02 | elle aurait ces gestes
Elle ne va pas à la messe mais elle a son autel, dans un angle de la chambre. Quelques photos de saints à côté de la vierge en grand (ma préférée parmi eux tous, elle dit comme de parler d’une meilleure amie). Et le cierge, en permanence allumé. Elle ne prie pas devant, ce n’est pas nécessaire de s’arrêter, ils sont en permanence là. Sauf de nuit, elle va vers eux, sans prière et sans mots ; elle regarde de près chacun de ces visages tremblants derrière la flamme de la bougie. Ils finissent pas répondre, qui peut garder silence quand si longtemps scruté ?
06 | lente de nuit
Le Liban à la une, suite de tableaux maculés. Je m’arrête à chaque kiosque, parcours de petit Poucet vers le pays. Je déplie les journaux autant que possible pour voir en grand (je n’achète pas, il ne s’agirait pas de lire mais de voir). Chercher un angle de rue, une façade connue. Ma ville natale. Le désordre singulier de ses quartiers. Je reconnais le pays, il suffirait de redresser quelques pierres. Toutes les pierres et les bois et la ferraille. Les gravats. Relever quelques corps. Fermer les yeux, de loin réparer. Le pays en noir et blanc exposé, je reconnais des détails sans démêler le présent du passé, il pourrait s’agir d’archives ressorties des tiroirs. Qui me garantirait le réalisme actuel de ces tabloïds de presse française ? L’ancienne guerre, la même aujourd’hui, une guerre sur des photos écrasées.
19 | paradoxe du trop familier
Elle aurait été comédienne.
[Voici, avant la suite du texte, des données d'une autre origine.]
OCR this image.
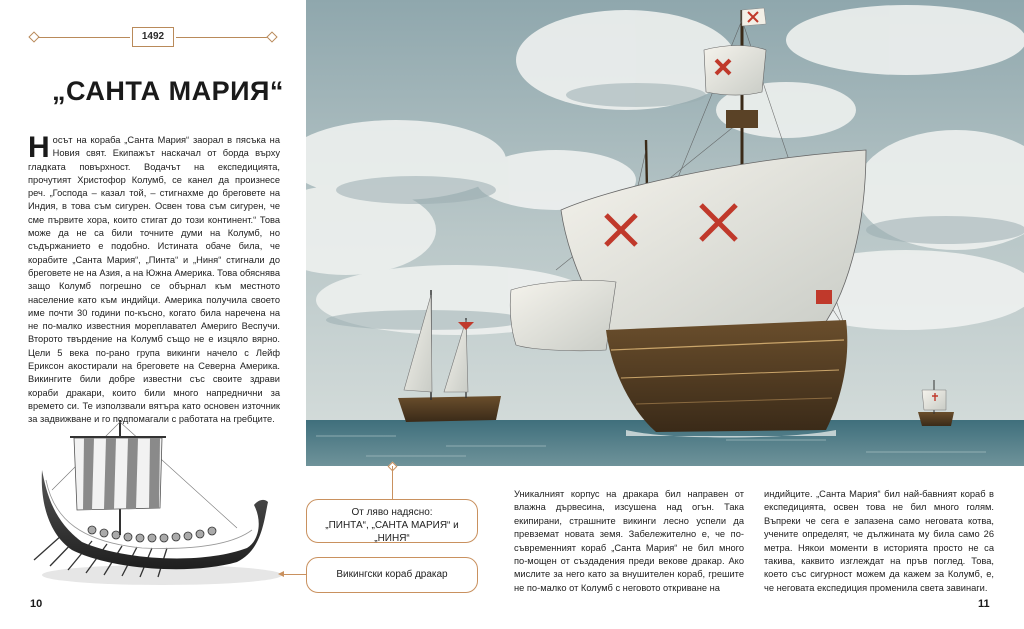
1492
„САНТА МАРИЯ“
Носът на кораба „Санта Мария“ заорал в пясъка на Новия свят. Екипажът наскачал от борда върху гладката повърхност. Водачът на експедицията, прочутият Христофор Колумб, се канел да произнесе реч. „Господа – казал той, – стигнахме до бреговете на Индия, в това съм сигурен. Освен това съм сигурен, че сме първите хора, които стигат до този континент.“ Това може да не са били точните думи на Колумб, но съдържанието е подобно. Истината обаче била, че корабите „Санта Мария“, „Пинта“ и „Ниня“ стигнали до бреговете не на Азия, а на Южна Америка. Това обяснява защо Колумб погрешно се обърнал към местното население като към индийци. Америка получила своето име почти 30 години по-късно, когато била наречена на не по-малко известния мореплавател Америго Веспучи. Второто твърдение на Колумб също не е изцяло вярно. Цели 5 века по-рано група викинги начело с Лейф Ериксон акостирали на бреговете на Северна Америка. Викингите били добре известни със своите здрави кораби дракари, които били много напреднични за времето си. Те използвали вятъра като основен източник за задвижване и го подпомагали с работата на гребците.
10
От ляво надясно:
„ПИНТА“, „САНТА МАРИЯ“ и „НИНЯ“
Викингски кораб дракар
Уникалният корпус на дракара бил направен от влажна дървесина, изсушена над огън. Така екипирани, страшните викинги лесно успели да превземат новата земя. Забележително е, че по-съвременният кораб „Санта Мария“ не бил много по-мощен от създадения преди векове дракар. Ако мислите за него като за внушителен кораб, грешите не по-малко от Колумб с неговото откриване на
индийците. „Санта Мария“ бил най-бавният кораб в експедицията, освен това не бил много голям. Въпреки че сега е запазена само неговата котва, учените определят, че дължината му била само 26 метра. Някои моменти в историята просто не са такива, каквито изглеждат на пръв поглед. Това, което със сигурност можем да кажем за Колумб, е, че неговата експедиция променила света завинаги.
11
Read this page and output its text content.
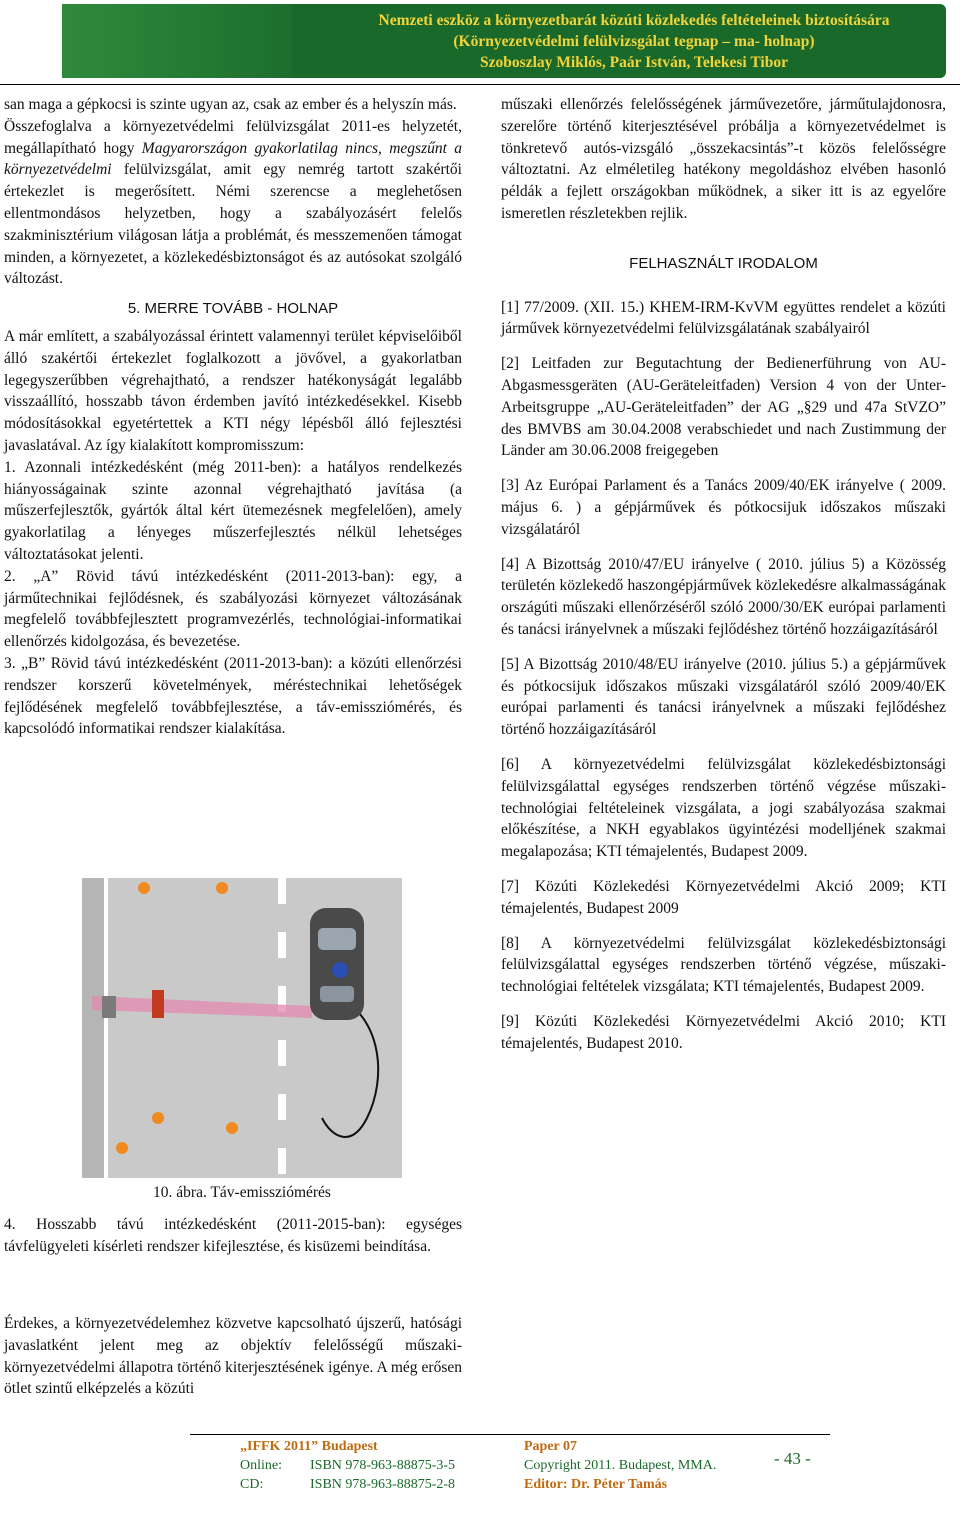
Nemzeti eszköz a környezetbarát közúti közlekedés feltételeinek biztosítására
(Környezetvédelmi felülvizsgálat tegnap – ma- holnap)
Szoboszlay Miklós, Paár István, Telekesi Tibor

san maga a gépkocsi is szinte ugyan az, csak az ember és a helyszín más.

Összefoglalva a környezetvédelmi felülvizsgálat 2011-es helyzetét, megállapítható hogy Magyarországon gyakorlatilag nincs, megszűnt a környezetvédelmi felülvizsgálat, amit egy nemrég tartott szakértői értekezlet is megerősített. Némi szerencse a meglehetősen ellentmondásos helyzetben, hogy a szabályozásért felelős szakminisztérium világosan látja a problémát, és messzemenően támogat minden, a környezetet, a közlekedésbiztonságot és az autósokat szolgáló változást.

5. MERRE TOVÁBB - HOLNAP

A már említett, a szabályozással érintett valamennyi terület képviselőiből álló szakértői értekezlet foglalkozott a jövővel, a gyakorlatban legegyszerűbben végrehajtható, a rendszer hatékonyságát legalább visszaállító, hosszabb távon érdemben javító intézkedésekkel. Kisebb módosításokkal egyetértettek a KTI négy lépésből álló fejlesztési javaslatával. Az így kialakított kompromisszum:

1. Azonnali intézkedésként (még 2011-ben): a hatályos rendelkezés hiányosságainak szinte azonnal végrehajtható javítása (a műszerfejlesztők, gyártók által kért ütemezésnek megfelelően), amely gyakorlatilag a lényeges műszerfejlesztés nélkül lehetséges változtatásokat jelenti.

2. „A” Rövid távú intézkedésként (2011-2013-ban): egy, a járműtechnikai fejlődésnek, és szabályozási környezet változásának megfelelő továbbfejlesztett programvezérlés, technológiai-informatikai ellenőrzés kidolgozása, és bevezetése.

3. „B” Rövid távú intézkedésként (2011-2013-ban): a közúti ellenőrzési rendszer korszerű követelmények, méréstechnikai lehetőségek fejlődésének megfelelő továbbfejlesztése, a táv-emissziómérés, és kapcsolódó informatikai rendszer kialakítása.

10. ábra. Táv-emissziómérés

4. Hosszabb távú intézkedésként (2011-2015-ban): egységes távfelügyeleti kísérleti rendszer kifejlesztése, és kisüzemi beindítása.

Érdekes, a környezetvédelemhez közvetve kapcsolható újszerű, hatósági javaslatként jelent meg az objektív felelősségű műszaki-környezetvédelmi állapotra történő kiterjesztésének igénye. A még erősen ötlet szintű elképzelés a közúti

műszaki ellenőrzés felelősségének járművezetőre, járműtulajdonosra, szerelőre történő kiterjesztésével próbálja a környezetvédelmet is tönkretevő autós-vizsgáló „összekacsintás”-t közös felelősségre változtatni. Az elméletileg hatékony megoldáshoz elvében hasonló példák a fejlett országokban működnek, a siker itt is az egyelőre ismeretlen részletekben rejlik.

FELHASZNÁLT IRODALOM

[1] 77/2009. (XII. 15.) KHEM-IRM-KvVM együttes rendelet a közúti járművek környezetvédelmi felülvizsgálatának szabályairól

[2] Leitfaden zur Begutachtung der Bedienerführung von AU-Abgasmessgeräten (AU-Geräteleitfaden) Version 4 von der Unter-Arbeitsgruppe „AU-Geräteleitfaden” der AG „§29 und 47a StVZO” des BMVBS am 30.04.2008 verabschiedet und nach Zustimmung der Länder am 30.06.2008 freigegeben

[3] Az Európai Parlament és a Tanács 2009/40/EK irányelve ( 2009. május 6. ) a gépjárművek és pótkocsijuk időszakos műszaki vizsgálatáról

[4] A Bizottság 2010/47/EU irányelve ( 2010. július 5) a Közösség területén közlekedő haszongépjárművek közlekedésre alkalmasságának országúti műszaki ellenőrzéséről szóló 2000/30/EK európai parlamenti és tanácsi irányelvnek a műszaki fejlődéshez történő hozzáigazításáról

[5] A Bizottság 2010/48/EU irányelve (2010. július 5.) a gépjárművek és pótkocsijuk időszakos műszaki vizsgálatáról szóló 2009/40/EK európai parlamenti és tanácsi irányelvnek a műszaki fejlődéshez történő hozzáigazításáról

[6] A környezetvédelmi felülvizsgálat közlekedésbiztonsági felülvizsgálattal egységes rendszerben történő végzése műszaki-technológiai feltételeinek vizsgálata, a jogi szabályozása szakmai előkészítése, a NKH egyablakos ügyintézési modelljének szakmai megalapozása; KTI témajelentés, Budapest 2009.

[7] Közúti Közlekedési Környezetvédelmi Akció 2009; KTI témajelentés, Budapest 2009

[8] A környezetvédelmi felülvizsgálat közlekedésbiztonsági felülvizsgálattal egységes rendszerben történő végzése, műszaki-technológiai feltételek vizsgálata; KTI témajelentés, Budapest 2009.

[9] Közúti Közlekedési Környezetvédelmi Akció 2010; KTI témajelentés, Budapest 2010.

„IFFK 2011” Budapest
Online: ISBN 978-963-88875-3-5
CD:	ISBN 978-963-88875-2-8
Paper 07
Copyright 2011. Budapest, MMA.
Editor: Dr. Péter Tamás
- 43 -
Elle aurait joué le rôle d’une mère qu’elle n’était pas encore. Elle eût été la folle qu’elle ne sera jamais. Elle aurait joué la mère qu’on prive de ses enfants. Elle eût été la femme rendue folle par la cruauté du monde. Elle parle de cette scène comme si elle la jouait encore. Sur les planches et le public qui n’en revient pas (comment fait-elle, le serait-elle, folle déjà). Elle passera sa vie à s’éviter ça, basculer sous les coups de l’immonde.
21 | l’annoter
On a des chansons. On écoute les nouvelles, les annonces de couvre-feu. Mais on passe aussi les chansons. Certains préfèrent Sabah, tant qu’à faire autant chercher la joie. D’autres se raccrochent à la gravité de Fayrouz comme pour pleurer plus librement le réel. On danse quelques fois, maladroits amnésiques.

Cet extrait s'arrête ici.